The only robust way to solve this problem is to get additional information from the frontend. At a high-level, there are 2 main ways we could add this information:
- replacing the
ptradd
/gep
instruction with an instruction carrying structure information. - adding sideband information (metadata, interleaved instructions, …)
Proposed solution
We propose that Clang emits BPF’s llvm.preserve.*.access.index
instructions instead of ptradd/GEP when targeting a backend requiring structured access (such as SPIR-V). As of today, only the HLSL frontend would require this change.
In order to represent array access with dynamic indices, we would require relaxing the llvm.preserve.array.access.index
instruction to accept non-constant indices.
With those 2 changes, we should only get structured access into nested types, and would be able to generate valid OpAccessChain from LLVM-IR.
The main drawback is the lack of optimizations: since GEP are not used, we won’t benefit from existing GEP optimizations.
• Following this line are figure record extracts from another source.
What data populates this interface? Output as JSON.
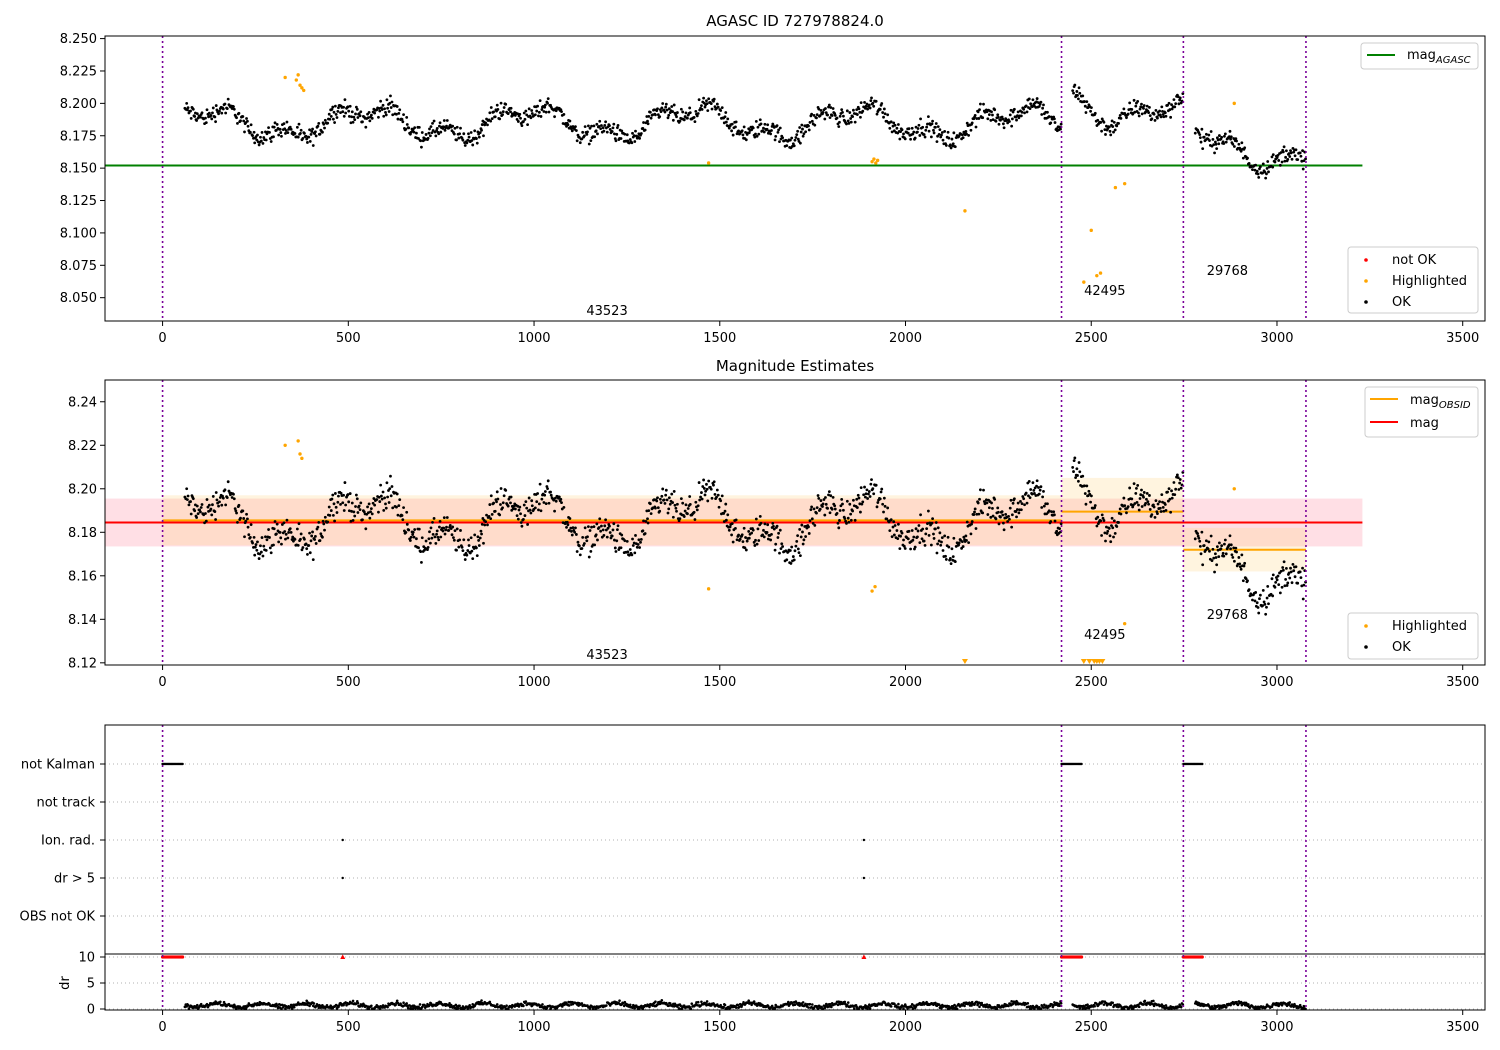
{
  "chart_data": {
    "type": "scatter",
    "x_ticks": [
      0,
      500,
      1000,
      1500,
      2000,
      2500,
      3000,
      3500
    ],
    "xlim": [
      -155,
      3560
    ],
    "obs_boundaries": [
      0,
      2420,
      2748,
      3078
    ],
    "obs_labels": [
      {
        "text": "43523",
        "x": 1210
      },
      {
        "text": "42495",
        "x": 2550
      },
      {
        "text": "29768",
        "x": 2880
      }
    ],
    "segments": [
      {
        "x0": 60,
        "x1": 2420,
        "base": 8.185
      },
      {
        "x0": 2450,
        "x1": 2748,
        "base": 8.19
      },
      {
        "x0": 2780,
        "x1": 3078,
        "base": 8.172
      }
    ],
    "panels": [
      {
        "title": "AGASC ID 727978824.0",
        "ylim": [
          8.032,
          8.252
        ],
        "y_ticks": [
          "8.050",
          "8.075",
          "8.100",
          "8.125",
          "8.150",
          "8.175",
          "8.200",
          "8.225",
          "8.250"
        ],
        "mag_agasc": {
          "value": 8.152,
          "x0": -155,
          "x1": 3230,
          "color": "#008000"
        },
        "highlighted_points": [
          {
            "x": 1470,
            "y": 8.154
          },
          {
            "x": 2160,
            "y": 8.117
          },
          {
            "x": 2480,
            "y": 8.062
          },
          {
            "x": 2500,
            "y": 8.102
          },
          {
            "x": 2515,
            "y": 8.067
          },
          {
            "x": 2525,
            "y": 8.069
          },
          {
            "x": 2565,
            "y": 8.135
          },
          {
            "x": 2590,
            "y": 8.138
          },
          {
            "x": 330,
            "y": 8.22
          },
          {
            "x": 360,
            "y": 8.218
          },
          {
            "x": 365,
            "y": 8.222
          },
          {
            "x": 370,
            "y": 8.214
          },
          {
            "x": 375,
            "y": 8.212
          },
          {
            "x": 380,
            "y": 8.21
          },
          {
            "x": 1910,
            "y": 8.155
          },
          {
            "x": 1915,
            "y": 8.157
          },
          {
            "x": 1920,
            "y": 8.154
          },
          {
            "x": 1925,
            "y": 8.156
          },
          {
            "x": 2885,
            "y": 8.2
          }
        ],
        "legend_lines": [
          {
            "label": "mag",
            "sub": "AGASC",
            "color": "#008000"
          }
        ],
        "legend_points": [
          {
            "label": "not OK",
            "color": "#ff0000"
          },
          {
            "label": "Highlighted",
            "color": "#ffa500"
          },
          {
            "label": "OK",
            "color": "#000000"
          }
        ]
      },
      {
        "title": "Magnitude Estimates",
        "ylim": [
          8.119,
          8.25
        ],
        "y_ticks": [
          "8.12",
          "8.14",
          "8.16",
          "8.18",
          "8.20",
          "8.22",
          "8.24"
        ],
        "mag": {
          "value": 8.1845,
          "band_lo": 8.1735,
          "band_hi": 8.1955,
          "x0": -155,
          "x1": 3230,
          "color": "#ff0000"
        },
        "mag_obsid": [
          {
            "x0": 0,
            "x1": 2420,
            "value": 8.1855,
            "lo": 8.174,
            "hi": 8.197
          },
          {
            "x0": 2420,
            "x1": 2748,
            "value": 8.1895,
            "lo": 8.174,
            "hi": 8.205
          },
          {
            "x0": 2748,
            "x1": 3078,
            "value": 8.172,
            "lo": 8.162,
            "hi": 8.182
          }
        ],
        "highlighted_points": [
          {
            "x": 1470,
            "y": 8.154
          },
          {
            "x": 330,
            "y": 8.22
          },
          {
            "x": 365,
            "y": 8.222
          },
          {
            "x": 370,
            "y": 8.216
          },
          {
            "x": 375,
            "y": 8.214
          },
          {
            "x": 1910,
            "y": 8.153
          },
          {
            "x": 1918,
            "y": 8.155
          },
          {
            "x": 2885,
            "y": 8.2
          },
          {
            "x": 2590,
            "y": 8.138
          }
        ],
        "clipped_points_x": [
          2160,
          2480,
          2495,
          2508,
          2515,
          2522,
          2530
        ],
        "legend_lines": [
          {
            "label": "mag",
            "sub": "OBSID",
            "color": "#ffa500"
          },
          {
            "label": "mag",
            "sub": "",
            "color": "#ff0000"
          }
        ],
        "legend_points": [
          {
            "label": "Highlighted",
            "color": "#ffa500"
          },
          {
            "label": "OK",
            "color": "#000000"
          }
        ]
      },
      {
        "title": "",
        "flag_labels": [
          "not Kalman",
          "not track",
          "Ion. rad.",
          "dr > 5",
          "OBS not OK"
        ],
        "flag_points": [
          {
            "flag": "not Kalman",
            "ranges": [
              [
                0,
                55
              ],
              [
                2420,
                2475
              ],
              [
                2748,
                2800
              ]
            ]
          },
          {
            "flag": "Ion. rad.",
            "points": [
              485,
              1888
            ]
          },
          {
            "flag": "dr > 5",
            "points": [
              485,
              1888
            ]
          }
        ],
        "dr_ylabel": "dr",
        "dr_ticks": [
          "0",
          "5",
          "10"
        ],
        "dr_ylim": [
          0,
          10
        ],
        "dr_clipped": {
          "ranges": [
            [
              0,
              55
            ],
            [
              2420,
              2475
            ],
            [
              2748,
              2800
            ]
          ],
          "points": [
            485,
            1888
          ]
        }
      }
    ]
  }
}
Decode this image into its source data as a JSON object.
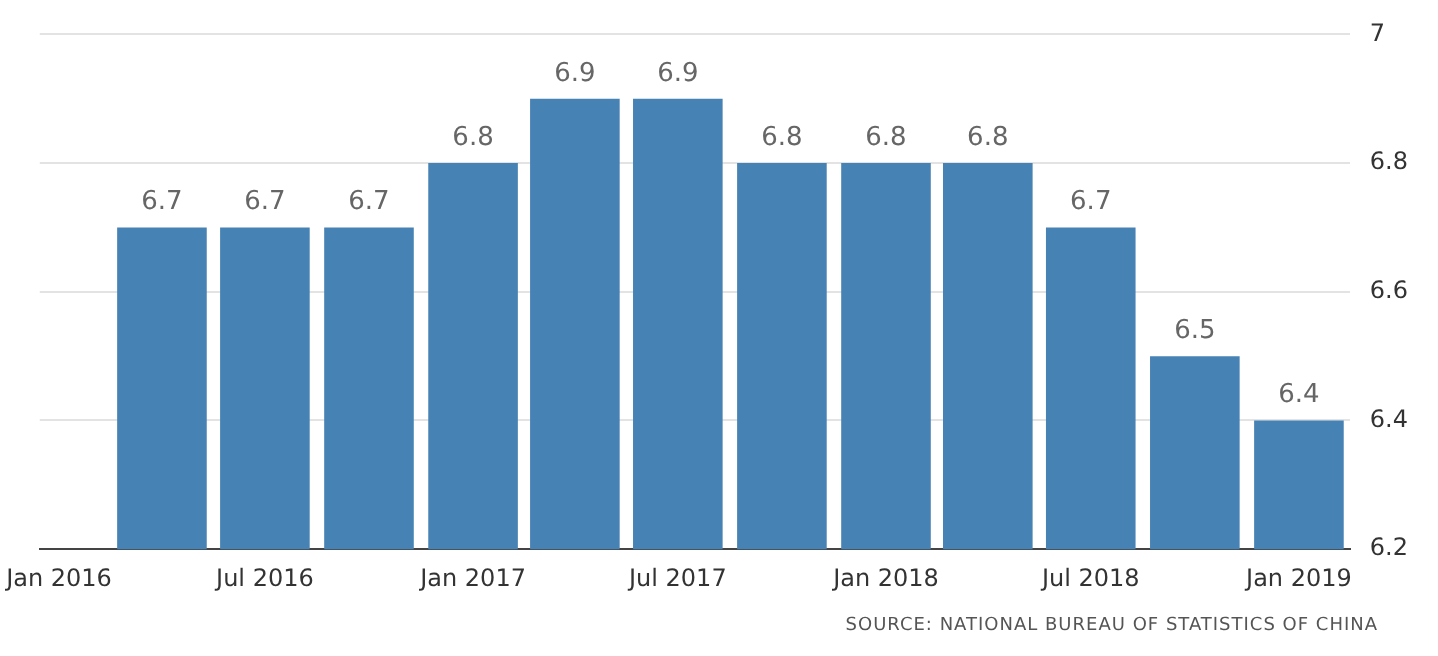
{
  "chart_data": {
    "type": "bar",
    "x": [
      "2016-04",
      "2016-07",
      "2016-10",
      "2017-01",
      "2017-04",
      "2017-07",
      "2017-10",
      "2018-01",
      "2018-04",
      "2018-07",
      "2018-10",
      "2019-01"
    ],
    "values": [
      6.7,
      6.7,
      6.7,
      6.8,
      6.9,
      6.9,
      6.8,
      6.8,
      6.8,
      6.7,
      6.5,
      6.4
    ],
    "color": "#4682b4",
    "xlim": [
      "2015-12-15",
      "2019-02-15"
    ],
    "xticks": [
      {
        "value": "2016-01",
        "label": "Jan 2016"
      },
      {
        "value": "2016-07",
        "label": "Jul 2016"
      },
      {
        "value": "2017-01",
        "label": "Jan 2017"
      },
      {
        "value": "2017-07",
        "label": "Jul 2017"
      },
      {
        "value": "2018-01",
        "label": "Jan 2018"
      },
      {
        "value": "2018-07",
        "label": "Jul 2018"
      },
      {
        "value": "2019-01",
        "label": "Jan 2019"
      }
    ],
    "ylim": [
      6.2,
      7
    ],
    "yticks": [
      6.2,
      6.4,
      6.6,
      6.8,
      7
    ],
    "grid": "y",
    "data_labels": true,
    "legend": false,
    "annotations": [
      "SOURCE: NATIONAL BUREAU OF STATISTICS OF CHINA"
    ]
  }
}
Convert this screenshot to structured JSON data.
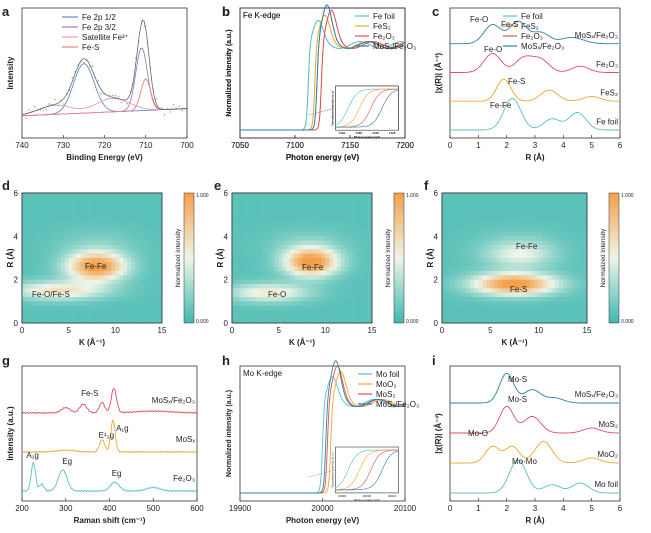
{
  "chart_data": [
    {
      "id": "a",
      "type": "line",
      "panel_label": "a",
      "xlabel": "Binding Energy (eV)",
      "ylabel": "Intensity",
      "xlim": [
        740,
        700
      ],
      "xreverse": true,
      "xticks": [
        "740",
        "730",
        "720",
        "710",
        "700"
      ],
      "legend": [
        "Fe 2p 1/2",
        "Fe 2p 3/2",
        "Satellite Fe3+",
        "Fe-S"
      ],
      "series": [
        {
          "name": "Fe 2p 1/2",
          "color": "#6a8cc8",
          "peaks": [
            [
              725,
              0.55,
              2.5
            ]
          ]
        },
        {
          "name": "Fe 2p 3/2",
          "color": "#9b7fc0",
          "peaks": [
            [
              711,
              0.7,
              1.4
            ]
          ]
        },
        {
          "name": "Satellite Fe3+",
          "color": "#e8a0a8",
          "peaks": [
            [
              718,
              0.15,
              4
            ],
            [
              732,
              0.1,
              4
            ]
          ]
        },
        {
          "name": "Fe-S",
          "color": "#f08080",
          "peaks": [
            [
              710,
              0.35,
              1.2
            ]
          ]
        }
      ]
    },
    {
      "id": "b",
      "type": "line",
      "panel_label": "b",
      "title": "Fe K-edge",
      "xlabel": "Photon energy (eV)",
      "ylabel": "Normalized intensity (a.u.)",
      "xlim": [
        7050,
        7200
      ],
      "xticks": [
        "7050",
        "7100",
        "7150",
        "7200"
      ],
      "series": [
        {
          "name": "Fe foil",
          "color": "#5bbfc6",
          "edge": 7112
        },
        {
          "name": "FeS2",
          "color": "#f0a830",
          "edge": 7118
        },
        {
          "name": "Fe2O3",
          "color": "#e0505a",
          "edge": 7124
        },
        {
          "name": "MoSx/Fe2O3",
          "color": "#2f7fa8",
          "edge": 7120
        }
      ],
      "inset": {
        "xlabel": "Photon energy (eV)",
        "ylabel": "Normalized intensity (a.u.)",
        "xticks": [
          "7110",
          "7115",
          "7120",
          "7125"
        ]
      }
    },
    {
      "id": "c",
      "type": "line",
      "panel_label": "c",
      "xlabel": "R (Å)",
      "ylabel": "|χ(R)| (Å⁻³)",
      "xlim": [
        0,
        6
      ],
      "xticks": [
        "0",
        "1",
        "2",
        "3",
        "4",
        "5",
        "6"
      ],
      "series": [
        {
          "name": "MoSx/Fe2O3",
          "color": "#2f7fa8",
          "offset": 3
        },
        {
          "name": "Fe2O3",
          "color": "#e0505a",
          "offset": 2
        },
        {
          "name": "FeS2",
          "color": "#f0a830",
          "offset": 1
        },
        {
          "name": "Fe foil",
          "color": "#5bbfc6",
          "offset": 0
        }
      ],
      "annotations": [
        "Fe-O",
        "Fe-S",
        "Fe-O",
        "Fe-S",
        "Fe-Fe"
      ]
    },
    {
      "id": "d",
      "type": "heatmap",
      "panel_label": "d",
      "xlabel": "K (Å⁻¹)",
      "ylabel": "R (Å)",
      "xlim": [
        0,
        15
      ],
      "ylim": [
        0,
        6
      ],
      "xticks": [
        "0",
        "5",
        "10",
        "15"
      ],
      "yticks": [
        "0",
        "2",
        "4",
        "6"
      ],
      "colorbar": {
        "label": "Normalized intensity",
        "max": "1.000",
        "min": "0.000"
      },
      "spots": [
        [
          8,
          2.6,
          1.0,
          2.2,
          0.45
        ],
        [
          4,
          1.5,
          0.55,
          3.5,
          0.3
        ]
      ],
      "annotations": [
        "Fe-Fe",
        "Fe-O/Fe-S"
      ]
    },
    {
      "id": "e",
      "type": "heatmap",
      "panel_label": "e",
      "xlabel": "K (Å⁻¹)",
      "ylabel": "R (Å)",
      "xlim": [
        0,
        15
      ],
      "ylim": [
        0,
        6
      ],
      "xticks": [
        "0",
        "5",
        "10",
        "15"
      ],
      "yticks": [
        "0",
        "2",
        "4",
        "6"
      ],
      "colorbar": {
        "label": "Normalized intensity",
        "max": "1.000",
        "min": "0.000"
      },
      "spots": [
        [
          8.5,
          2.8,
          1.0,
          2.0,
          0.45
        ],
        [
          4,
          1.4,
          0.5,
          3,
          0.3
        ]
      ],
      "annotations": [
        "Fe-Fe",
        "Fe-O"
      ]
    },
    {
      "id": "f",
      "type": "heatmap",
      "panel_label": "f",
      "xlabel": "K (Å⁻¹)",
      "ylabel": "R (Å)",
      "xlim": [
        0,
        15
      ],
      "ylim": [
        0,
        6
      ],
      "xticks": [
        "0",
        "5",
        "10",
        "15"
      ],
      "yticks": [
        "0",
        "2",
        "4",
        "6"
      ],
      "colorbar": {
        "label": "Normalized intensity",
        "max": "1.000",
        "min": "0.000"
      },
      "spots": [
        [
          7.5,
          1.8,
          1.0,
          3.0,
          0.35
        ],
        [
          8,
          3.1,
          0.35,
          2.5,
          0.4
        ]
      ],
      "annotations": [
        "Fe-Fe",
        "Fe-S"
      ]
    },
    {
      "id": "g",
      "type": "line",
      "panel_label": "g",
      "xlabel": "Raman shift (cm⁻¹)",
      "ylabel": "Intensity (a.u.)",
      "xlim": [
        200,
        600
      ],
      "xticks": [
        "200",
        "300",
        "400",
        "500",
        "600"
      ],
      "series": [
        {
          "name": "MoSx/Fe2O3",
          "color": "#e0505a",
          "offset": 2
        },
        {
          "name": "MoSx",
          "color": "#f0a830",
          "offset": 1
        },
        {
          "name": "Fe2O3",
          "color": "#5bbfc6",
          "offset": 0
        }
      ],
      "annotations": [
        "Fe-S",
        "E¹₂g",
        "A₁g",
        "A₁g",
        "Eg",
        "Eg"
      ]
    },
    {
      "id": "h",
      "type": "line",
      "panel_label": "h",
      "title": "Mo K-edge",
      "xlabel": "Photon energy (eV)",
      "ylabel": "Normalized intensity (a.u.)",
      "xlim": [
        19900,
        20100
      ],
      "xticks": [
        "19900",
        "20000",
        "20100"
      ],
      "series": [
        {
          "name": "Mo foil",
          "color": "#5bbfc6",
          "edge": 20000
        },
        {
          "name": "MoO2",
          "color": "#f0a830",
          "edge": 20010
        },
        {
          "name": "MoS2",
          "color": "#e0505a",
          "edge": 20006
        },
        {
          "name": "MoSx/Fe2O3",
          "color": "#2f7fa8",
          "edge": 20004
        }
      ],
      "inset": {
        "xlabel": "Photon energy (eV)",
        "ylabel": "Normalized intensity (a.u.)",
        "xticks": [
          "19990",
          "20000",
          "20010"
        ]
      }
    },
    {
      "id": "i",
      "type": "line",
      "panel_label": "i",
      "xlabel": "R (Å)",
      "ylabel": "|χ(R)| (Å⁻³)",
      "xlim": [
        0,
        6
      ],
      "xticks": [
        "0",
        "1",
        "2",
        "3",
        "4",
        "5",
        "6"
      ],
      "series": [
        {
          "name": "MoSx/Fe2O3",
          "color": "#2f7fa8",
          "offset": 3
        },
        {
          "name": "MoS2",
          "color": "#e0505a",
          "offset": 2
        },
        {
          "name": "MoO2",
          "color": "#f0a830",
          "offset": 1
        },
        {
          "name": "Mo foil",
          "color": "#5bbfc6",
          "offset": 0
        }
      ],
      "annotations": [
        "Mo-S",
        "Mo-S",
        "Mo-O",
        "Mo-Mo"
      ]
    }
  ],
  "colormap": {
    "low": "#3fb8b0",
    "mid": "#eef5e8",
    "high": "#f4a04a"
  }
}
This is not only an issue for performance, but also for legalization: for example, removing local copies of non-tangible types.
Most passes like inlining, DCE or sinking should not be impacted by those, but we would require adding support for those intrinsics to at least the SROA pass.
Alternatives
Add new target-specific intrinsics interleaved with GEP instructions
%ptr = getelementptr i8 %base_ptr, i32 %offset
%tmp = spv.type.access(%ptr, %base_ptr, %TheType poison, i32 index)
%val = load i32, ptr %tmp
This would be similar to the proposed solution, except we’d use a target-specific intrinsic.
By not reusing the existing instructions, we’ll have to extensively modify Clang’s codegen to emit those intrinsics in place of GEP instructions when targeting SPIR-V. I see no benefit, except if the community wants us to stay away from the existing instructions.
Annotate GEP instructions with metadata.
- This is a no-go.
- passes are allowed to strip metadata they don’t know about.
- passes rewriting GEP would not have to know about those to properly merge/update the information.
Add a new target-specific intrinsic, interleaved but without return value.
%ptr = getelementptr i8 %base_ptr, i32 %offset
spv.type.access(%ptr, %base_ptr, %TheType poison, i32 index)
%val = load i32, ptr %ptr
I think this has the same issues as the metadata: the passes will have no knowledge of the semantic carried by this intrinsic, and could replace the GEP used by the load without updating the annotation.